The failure marks the end of the road for sitravatinib, a Mirati spokesperson confirmed to Fierce Biotech. The therapy will not be developed by Mirati in any indication at this time, however, Beigene holds the rights to development in Asia, New Zealand and Australia.  

Chief Medical Officer Alan Sandler, M.D., who took over the role in November 2022, pointed to “our broad and differentiated pipeline of targeted oncology programs.” That broad pipeline includes Krazati, the KRAS inhibitor that was approved for KRAS-mutated NSCLC in December 2022.

SAPPHIRE was testing sitravatinib in combination with Bristol Myers Squibb’s checkpoint inhibitor Opdivo against the chemotherapy medication docetaxel. Participants had previously received prior therapy with chemotherapy and immune checkpoint inhibitors but progressed.

Sitravatinib is a spectrum-selective kinase inhibitor that Mirati had hoped would help overcome resistance to checkpoint inhibitors. In a small, 68-patient phase 2, the company previously showed that sitravatinib achieved median overall survival of 14.9 months when combined with Opdivo. One-third of participants were alive after 24 months. Median overall survival in CheckMate 057, a study of Opdivo in a similar setting, was 12.2 months in the checkpoint inhibitor cohort and 9.4 months on docetaxel.

Mirati had intended to file sitravatinib with U.S. and EU regulators by the middle of this year. 

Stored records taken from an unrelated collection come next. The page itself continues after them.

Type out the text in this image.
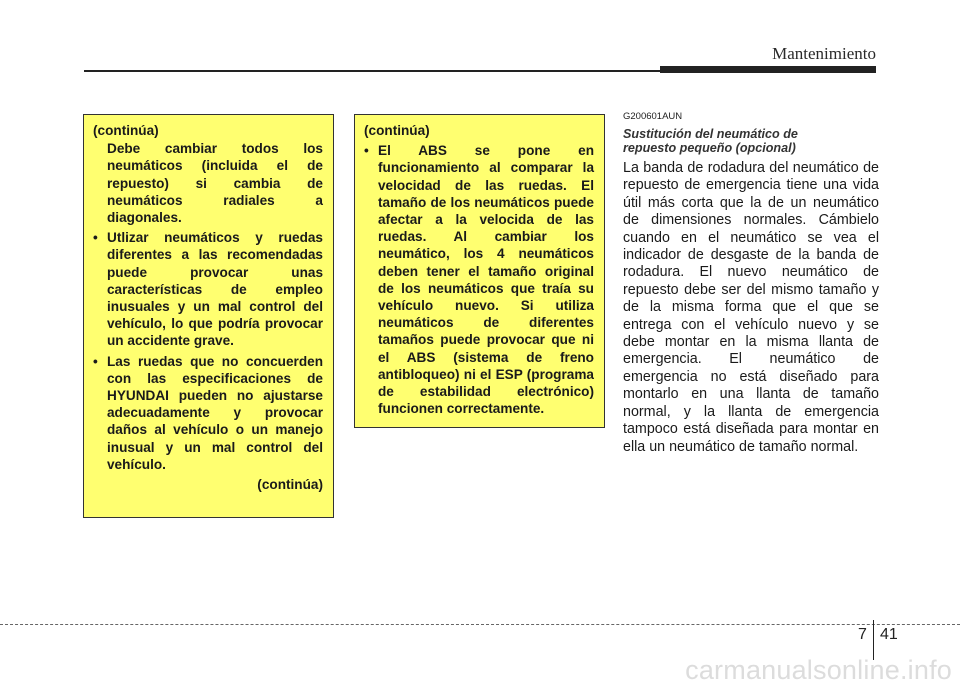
Mantenimiento
(continúa)

Debe cambiar todos los neumáticos (incluida el de repuesto) si cambia de neumáticos radiales a diagonales.

• Utlizar neumáticos y ruedas diferentes a las recomendadas puede provocar unas características de empleo inusuales y un mal control del vehículo, lo que podría provocar un accidente grave.
• Las ruedas que no concuerden con las especificaciones de HYUNDAI pueden no ajustarse adecuadamente y provocar daños al vehículo o un manejo inusual y un mal control del vehículo.
(continúa)
(continúa)
• El ABS se pone en funcionamiento al comparar la velocidad de las ruedas. El tamaño de los neumáticos puede afectar a la velocida de las ruedas. Al cambiar los neumático, los 4 neumáticos deben tener el tamaño original de los neumáticos que traía su vehículo nuevo. Si utiliza neumáticos de diferentes tamaños puede provocar que ni el ABS (sistema de freno antibloqueo) ni el ESP (programa de estabilidad electrónico) funcionen correctamente.
G200601AUN
Sustitución del neumático de repuesto pequeño (opcional)

La banda de rodadura del neumático de repuesto de emergencia tiene una vida útil más corta que la de un neumático de dimensiones normales. Cámbielo cuando en el neumático se vea el indicador de desgaste de la banda de rodadura. El nuevo neumático de repuesto debe ser del mismo tamaño y de la misma forma que el que se entrega con el vehículo nuevo y se debe montar en la misma llanta de emergencia. El neumático de emergencia no está diseñado para montarlo en una llanta de tamaño normal, y la llanta de emergencia tampoco está diseñada para montar en ella un neumático de tamaño normal.

7 41
carmanualsonline.info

The therapy was also being tested in some earlier-stage trials in combination with other checkpoint inhibitors. BeiGene struck the deal with Mirati in 2018 for the rights to sitravatinib in Asia.  

Besides Krazati, sitravatinib is Mirati's most advanced asset. The company is also testing another KRAS inhibitor called MRTX1133 for a different form of the mutation in a phase 1/1b study of patients with pancreatic cancer, colorectal cancer, NSCLC and others.